The Pursuit of Italy

David Gilmour

David Gilmour

Visiting a villa built by Lorenzo de Medici outside Pisa, David Gilmour fell into conversation about the unification of Italy with a distinguished former minister: ''You know, Davide,' he said in a low conspiratorial voice, as if uttering a heresy, 'Garibaldi did Italy a great disservice. If he had not invaded Sicily and Naples, we in the north would have the richest and most civilized state in Europe.' After looking cautiously round the room he added in an even lower voice, 'Of course to the south we would have a neighbour like Egypt.'' Was the elderly Italian right? The Pursuit of Italy traces the whole history of the Italian peninsula in a wonderfully readable style, full of well-chosen stories and observations from personal experience, and peopled by many of the great figures of the Italian past, from Cicero and Virgil to Dante and the Medici, from Cavour and Verdi to the controversial political figures of the twentieth century.

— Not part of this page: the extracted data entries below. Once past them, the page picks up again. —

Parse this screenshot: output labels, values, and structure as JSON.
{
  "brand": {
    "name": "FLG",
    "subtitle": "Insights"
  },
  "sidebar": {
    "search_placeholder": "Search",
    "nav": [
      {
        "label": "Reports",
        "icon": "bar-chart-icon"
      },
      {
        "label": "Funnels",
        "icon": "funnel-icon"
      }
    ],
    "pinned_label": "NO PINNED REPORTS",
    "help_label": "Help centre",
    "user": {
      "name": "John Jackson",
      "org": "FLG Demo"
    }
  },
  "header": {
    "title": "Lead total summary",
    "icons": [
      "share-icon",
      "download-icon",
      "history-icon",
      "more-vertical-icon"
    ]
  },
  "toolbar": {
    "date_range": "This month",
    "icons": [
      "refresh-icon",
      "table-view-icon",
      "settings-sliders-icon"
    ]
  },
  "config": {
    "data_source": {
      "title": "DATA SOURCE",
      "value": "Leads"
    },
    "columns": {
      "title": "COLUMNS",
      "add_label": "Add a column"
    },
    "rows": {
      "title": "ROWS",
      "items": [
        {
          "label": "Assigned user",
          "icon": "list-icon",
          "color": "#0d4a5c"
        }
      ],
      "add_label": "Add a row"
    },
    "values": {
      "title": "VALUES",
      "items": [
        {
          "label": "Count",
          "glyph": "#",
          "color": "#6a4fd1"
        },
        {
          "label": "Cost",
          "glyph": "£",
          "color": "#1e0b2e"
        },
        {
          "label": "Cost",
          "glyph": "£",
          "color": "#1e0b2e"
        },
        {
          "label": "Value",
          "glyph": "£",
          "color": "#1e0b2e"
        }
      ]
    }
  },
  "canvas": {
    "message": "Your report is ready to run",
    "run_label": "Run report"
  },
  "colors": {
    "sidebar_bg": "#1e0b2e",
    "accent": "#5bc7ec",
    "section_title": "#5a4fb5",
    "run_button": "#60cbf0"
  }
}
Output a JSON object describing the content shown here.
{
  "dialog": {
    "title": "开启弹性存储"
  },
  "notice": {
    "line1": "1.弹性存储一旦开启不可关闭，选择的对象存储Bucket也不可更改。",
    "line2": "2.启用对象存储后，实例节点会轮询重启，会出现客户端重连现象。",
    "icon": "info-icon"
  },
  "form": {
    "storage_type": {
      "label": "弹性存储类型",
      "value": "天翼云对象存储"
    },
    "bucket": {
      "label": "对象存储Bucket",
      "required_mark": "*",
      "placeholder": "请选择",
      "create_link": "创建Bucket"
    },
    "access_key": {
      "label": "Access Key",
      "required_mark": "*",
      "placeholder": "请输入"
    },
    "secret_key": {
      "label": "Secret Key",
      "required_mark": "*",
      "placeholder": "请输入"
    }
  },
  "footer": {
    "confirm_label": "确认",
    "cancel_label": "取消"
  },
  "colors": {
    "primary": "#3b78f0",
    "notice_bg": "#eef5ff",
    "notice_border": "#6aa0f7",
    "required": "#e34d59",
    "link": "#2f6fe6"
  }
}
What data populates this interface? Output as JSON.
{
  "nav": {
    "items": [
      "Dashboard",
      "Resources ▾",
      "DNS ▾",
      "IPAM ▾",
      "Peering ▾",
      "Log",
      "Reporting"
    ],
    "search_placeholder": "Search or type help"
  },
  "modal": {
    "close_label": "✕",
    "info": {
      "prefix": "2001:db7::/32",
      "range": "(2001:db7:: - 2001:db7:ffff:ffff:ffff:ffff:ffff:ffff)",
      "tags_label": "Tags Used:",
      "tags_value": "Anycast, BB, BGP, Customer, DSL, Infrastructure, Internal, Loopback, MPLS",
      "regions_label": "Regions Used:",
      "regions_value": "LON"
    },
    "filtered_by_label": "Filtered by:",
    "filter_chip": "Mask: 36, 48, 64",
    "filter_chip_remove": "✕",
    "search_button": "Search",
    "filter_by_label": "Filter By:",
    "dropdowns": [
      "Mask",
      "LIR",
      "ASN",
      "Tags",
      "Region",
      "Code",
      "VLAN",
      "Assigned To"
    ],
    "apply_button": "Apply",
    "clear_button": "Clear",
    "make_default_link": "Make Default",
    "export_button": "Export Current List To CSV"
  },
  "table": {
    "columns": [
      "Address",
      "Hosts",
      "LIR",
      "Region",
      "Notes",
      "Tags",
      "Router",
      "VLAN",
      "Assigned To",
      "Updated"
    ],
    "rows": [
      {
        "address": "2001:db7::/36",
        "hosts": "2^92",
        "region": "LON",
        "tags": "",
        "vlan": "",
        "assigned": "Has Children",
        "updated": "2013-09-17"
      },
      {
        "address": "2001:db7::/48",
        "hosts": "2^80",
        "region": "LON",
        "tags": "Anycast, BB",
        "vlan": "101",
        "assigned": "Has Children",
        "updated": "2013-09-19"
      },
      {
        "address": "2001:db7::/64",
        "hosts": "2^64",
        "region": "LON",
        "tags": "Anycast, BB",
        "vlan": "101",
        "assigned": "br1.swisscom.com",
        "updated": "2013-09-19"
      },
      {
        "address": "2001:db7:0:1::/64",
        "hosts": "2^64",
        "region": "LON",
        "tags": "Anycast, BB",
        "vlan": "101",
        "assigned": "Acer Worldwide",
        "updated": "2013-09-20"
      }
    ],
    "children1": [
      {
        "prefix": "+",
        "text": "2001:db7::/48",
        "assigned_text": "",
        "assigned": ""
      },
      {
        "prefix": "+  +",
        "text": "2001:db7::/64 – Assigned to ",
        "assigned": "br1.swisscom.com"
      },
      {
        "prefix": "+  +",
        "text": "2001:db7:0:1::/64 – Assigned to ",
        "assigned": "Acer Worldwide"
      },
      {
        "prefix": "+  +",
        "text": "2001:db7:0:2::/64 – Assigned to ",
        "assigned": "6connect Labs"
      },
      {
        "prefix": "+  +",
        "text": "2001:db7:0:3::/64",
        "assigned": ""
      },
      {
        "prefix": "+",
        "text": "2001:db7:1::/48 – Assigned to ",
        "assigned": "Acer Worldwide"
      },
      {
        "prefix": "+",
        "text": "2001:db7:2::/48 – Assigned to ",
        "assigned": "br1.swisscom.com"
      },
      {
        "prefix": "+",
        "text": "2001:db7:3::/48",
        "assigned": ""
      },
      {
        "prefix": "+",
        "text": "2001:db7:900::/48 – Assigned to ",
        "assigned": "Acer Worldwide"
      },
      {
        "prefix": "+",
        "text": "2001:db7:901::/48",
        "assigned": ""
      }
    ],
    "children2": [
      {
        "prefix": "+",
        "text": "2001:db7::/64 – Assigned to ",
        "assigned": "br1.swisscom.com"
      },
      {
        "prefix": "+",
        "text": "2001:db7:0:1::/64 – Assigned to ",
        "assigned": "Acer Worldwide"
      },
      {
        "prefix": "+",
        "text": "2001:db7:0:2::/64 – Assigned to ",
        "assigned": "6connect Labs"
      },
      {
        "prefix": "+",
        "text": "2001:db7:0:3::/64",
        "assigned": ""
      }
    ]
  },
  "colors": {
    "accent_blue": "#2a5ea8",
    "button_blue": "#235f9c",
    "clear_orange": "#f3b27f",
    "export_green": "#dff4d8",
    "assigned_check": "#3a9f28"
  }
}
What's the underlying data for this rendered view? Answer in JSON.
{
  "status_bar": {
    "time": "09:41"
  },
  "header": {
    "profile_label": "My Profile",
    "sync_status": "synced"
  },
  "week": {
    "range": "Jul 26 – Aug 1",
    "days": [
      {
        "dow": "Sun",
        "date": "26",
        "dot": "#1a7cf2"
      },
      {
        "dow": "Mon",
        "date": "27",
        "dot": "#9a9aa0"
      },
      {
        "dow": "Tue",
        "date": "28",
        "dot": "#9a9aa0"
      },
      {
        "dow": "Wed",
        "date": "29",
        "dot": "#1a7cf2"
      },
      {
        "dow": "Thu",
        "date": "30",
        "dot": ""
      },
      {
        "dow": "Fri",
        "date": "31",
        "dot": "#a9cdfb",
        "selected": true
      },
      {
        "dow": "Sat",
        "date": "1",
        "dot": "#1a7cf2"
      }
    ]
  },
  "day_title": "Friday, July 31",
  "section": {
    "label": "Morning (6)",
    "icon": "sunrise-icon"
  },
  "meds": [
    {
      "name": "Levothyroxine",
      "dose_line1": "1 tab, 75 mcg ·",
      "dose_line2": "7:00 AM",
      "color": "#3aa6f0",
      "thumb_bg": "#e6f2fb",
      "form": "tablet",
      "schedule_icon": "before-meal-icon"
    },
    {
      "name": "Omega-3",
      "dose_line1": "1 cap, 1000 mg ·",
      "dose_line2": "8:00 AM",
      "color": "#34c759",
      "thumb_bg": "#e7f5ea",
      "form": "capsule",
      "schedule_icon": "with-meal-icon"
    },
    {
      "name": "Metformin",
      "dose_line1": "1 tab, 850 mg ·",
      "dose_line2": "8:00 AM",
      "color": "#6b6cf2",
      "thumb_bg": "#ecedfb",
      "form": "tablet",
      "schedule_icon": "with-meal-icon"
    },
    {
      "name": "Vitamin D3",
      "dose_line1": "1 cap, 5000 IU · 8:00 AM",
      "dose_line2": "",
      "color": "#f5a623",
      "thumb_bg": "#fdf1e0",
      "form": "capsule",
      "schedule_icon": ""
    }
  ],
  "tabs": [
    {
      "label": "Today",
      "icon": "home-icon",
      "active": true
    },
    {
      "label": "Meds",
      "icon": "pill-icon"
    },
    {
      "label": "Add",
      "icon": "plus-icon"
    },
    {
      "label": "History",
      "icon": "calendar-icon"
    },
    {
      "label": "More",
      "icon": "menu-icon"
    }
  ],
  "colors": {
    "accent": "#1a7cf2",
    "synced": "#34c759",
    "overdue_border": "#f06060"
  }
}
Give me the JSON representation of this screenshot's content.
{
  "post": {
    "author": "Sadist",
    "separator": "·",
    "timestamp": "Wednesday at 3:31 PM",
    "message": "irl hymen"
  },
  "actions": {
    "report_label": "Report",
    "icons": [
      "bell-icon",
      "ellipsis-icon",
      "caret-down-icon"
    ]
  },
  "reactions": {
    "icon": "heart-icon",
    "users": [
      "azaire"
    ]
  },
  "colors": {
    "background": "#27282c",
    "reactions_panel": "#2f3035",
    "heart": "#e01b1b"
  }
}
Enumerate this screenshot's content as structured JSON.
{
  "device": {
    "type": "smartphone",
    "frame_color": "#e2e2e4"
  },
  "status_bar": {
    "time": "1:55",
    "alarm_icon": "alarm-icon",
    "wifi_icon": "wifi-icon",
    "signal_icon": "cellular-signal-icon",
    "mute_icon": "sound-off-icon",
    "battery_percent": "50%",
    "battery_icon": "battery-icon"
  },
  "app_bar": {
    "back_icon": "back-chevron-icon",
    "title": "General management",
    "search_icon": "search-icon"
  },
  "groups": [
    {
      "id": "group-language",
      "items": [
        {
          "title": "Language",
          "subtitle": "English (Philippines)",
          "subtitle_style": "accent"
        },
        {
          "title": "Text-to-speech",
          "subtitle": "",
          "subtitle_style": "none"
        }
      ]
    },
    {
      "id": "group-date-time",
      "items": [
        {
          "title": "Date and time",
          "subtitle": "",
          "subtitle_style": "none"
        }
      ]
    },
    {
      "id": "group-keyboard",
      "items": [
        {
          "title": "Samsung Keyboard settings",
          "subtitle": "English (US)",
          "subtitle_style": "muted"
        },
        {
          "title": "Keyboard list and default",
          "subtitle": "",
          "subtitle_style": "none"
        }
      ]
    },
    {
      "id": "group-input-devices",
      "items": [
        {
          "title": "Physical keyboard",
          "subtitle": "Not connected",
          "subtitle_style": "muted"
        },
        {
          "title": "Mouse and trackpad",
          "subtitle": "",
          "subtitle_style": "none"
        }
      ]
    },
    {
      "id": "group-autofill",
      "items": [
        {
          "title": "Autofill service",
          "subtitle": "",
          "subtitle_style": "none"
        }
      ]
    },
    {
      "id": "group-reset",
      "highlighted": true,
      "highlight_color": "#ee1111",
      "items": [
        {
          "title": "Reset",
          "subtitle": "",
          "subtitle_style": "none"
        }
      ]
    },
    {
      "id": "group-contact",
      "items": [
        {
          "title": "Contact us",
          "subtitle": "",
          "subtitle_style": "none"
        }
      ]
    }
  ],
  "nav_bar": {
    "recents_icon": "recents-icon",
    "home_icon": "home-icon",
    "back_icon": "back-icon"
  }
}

The book gives a clear-eyed view of the Risorgimento, the pivotal event in modern Italian history, debunking the influential myths which have grown up around it. Gilmour shows that the glory of Italy has always lain in its regions, with their distinctive art, civic cultures, identities and cuisine. The regions produced the medieval communes and the Renaissance, the Venetian Republic and the Grand Duchy of Tuscany, two of the most civilized states of European history. Their inhabitants identified themselves not as Italians, but as Tuscans and Venetians, Sicilians and Lombards, Neapolitans and Genoese. This is where the strength and culture of Italy still comes from, rather than from misconceived and mishandled concepts of nationalism and unity. This wise and enormously engaging book explains the course of Italian history in a manner and with a coherence which no one with an interest in the country could fail to enjoy.